Speaking of The Pitt, if you haven’t yet read my colleague Lesley Goldberg’s expert untangling of the show’s latest controversy, head over to Series Business this instant. Lesley did a great job explaining why so many fans are upset about the upcoming exit of Supriya Ganesh’s Dr. Mohan, who will not return for the show’s third season, while also pointing out that the strength of a medical drama like The Pitt or Grey’s Anatomy is that characters can come and go as they would at a real teaching hospital. I’ll write much more about The Pitt ahead of its finale next week, but I’m especially intrigued to see how Dr. Mohan’s exit is explicitly written into the show, if at all, given her ongoing tensions with Noah Wyle’s Dr. Robby this season. Robby has been hard on Mohan, and he — and the show’s creators — are probably correct that her future as a doctor is unlikely to be in the emergency room. But will Robby acknowledge he didn’t have to be such a jerk about it, and will Mohan get to exit on a well-deserved high note? The Pitt has a lot of planes to land in its final two episodes — and since it takes place over 15 hours in a single day in the E.R., tidy closure is probably not what the show will offer.

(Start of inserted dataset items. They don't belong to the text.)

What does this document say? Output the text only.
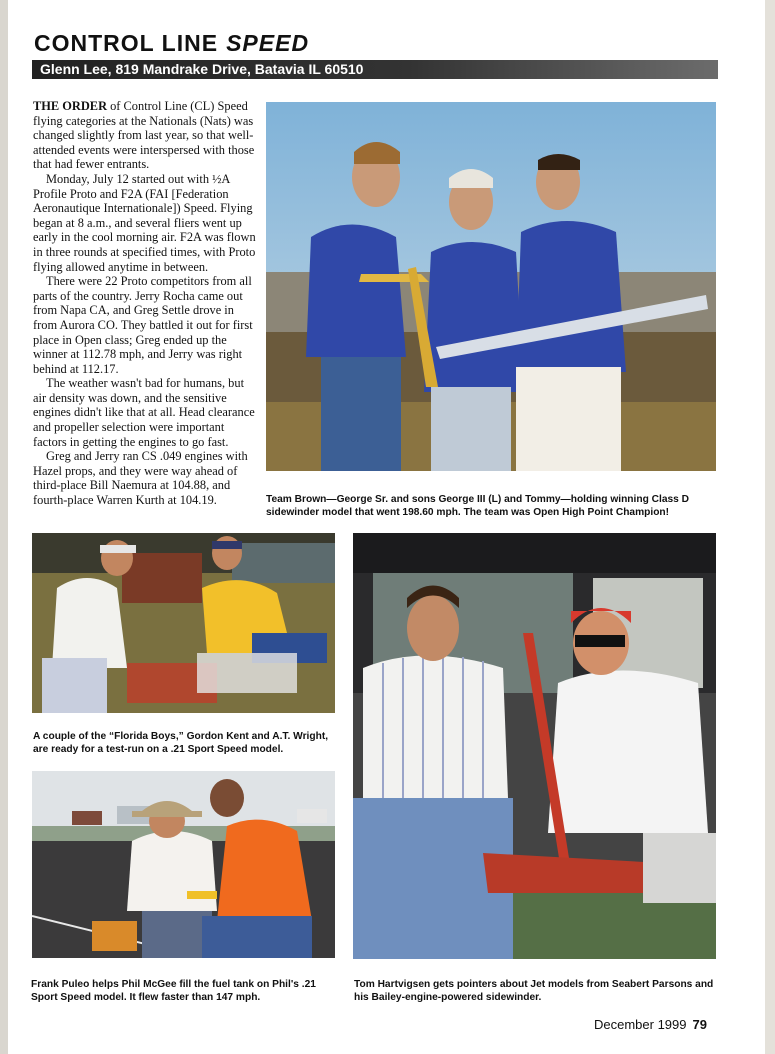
CONTROL LINE SPEED
Glenn Lee, 819 Mandrake Drive, Batavia IL 60510

THE ORDER of Control Line (CL) Speed flying categories at the Nationals (Nats) was changed slightly from last year, so that well-attended events were interspersed with those that had fewer entrants.

Monday, July 12 started out with ½A Profile Proto and F2A (FAI [Federation Aeronautique Internationale]) Speed. Flying began at 8 a.m., and several fliers went up early in the cool morning air. F2A was flown in three rounds at specified times, with Proto flying allowed anytime in between.

There were 22 Proto competitors from all parts of the country. Jerry Rocha came out from Napa CA, and Greg Settle drove in from Aurora CO. They battled it out for first place in Open class; Greg ended up the winner at 112.78 mph, and Jerry was right behind at 112.17.

The weather wasn't bad for humans, but air density was down, and the sensitive engines didn't like that at all. Head clearance and propeller selection were important factors in getting the engines to go fast.

Greg and Jerry ran CS .049 engines with Hazel props, and they were way ahead of third-place Bill Naemura at 104.88, and fourth-place Warren Kurth at 104.19.	Team Brown—George Sr. and sons George III (L) and Tommy—holding winning Class D sidewinder model that went 198.60 mph. The team was Open High Point Champion!
A couple of the “Florida Boys,” Gordon Kent and A.T. Wright, are ready for a test-run on a .21 Sport Speed model.
Frank Puleo helps Phil McGee fill the fuel tank on Phil's .21 Sport Speed model. It flew faster than 147 mph.
Tom Hartvigsen gets pointers about Jet models from Seabert Parsons and his Bailey-engine-powered sidewinder.
December 1999 79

Now that Ganesh’s departure is confirmed, the Mohan storyline may have the highest stakes of all.
It’s perfect that The Drama, starring press tour champions Zendaya and Robert Pattinson, is opening to almost the exact same box office as Zendaya’s spring 2024 hit Challengers. She’ll be getting lots of attention for her roles in guaranteed blockbusters like The Odyssey and Spider-Man: Brand New Day this year, but the fact that Zendaya is one of the precious few young stars who can open these kinds of spiky, challenging romances ought to be celebrated even more. That said, I’ll attempt to learn my lesson from my doomed efforts to get Challengers serious awards consideration and leave any drum-beating for The Drama for others. Sometimes a springtime hit can just be a springtime hit!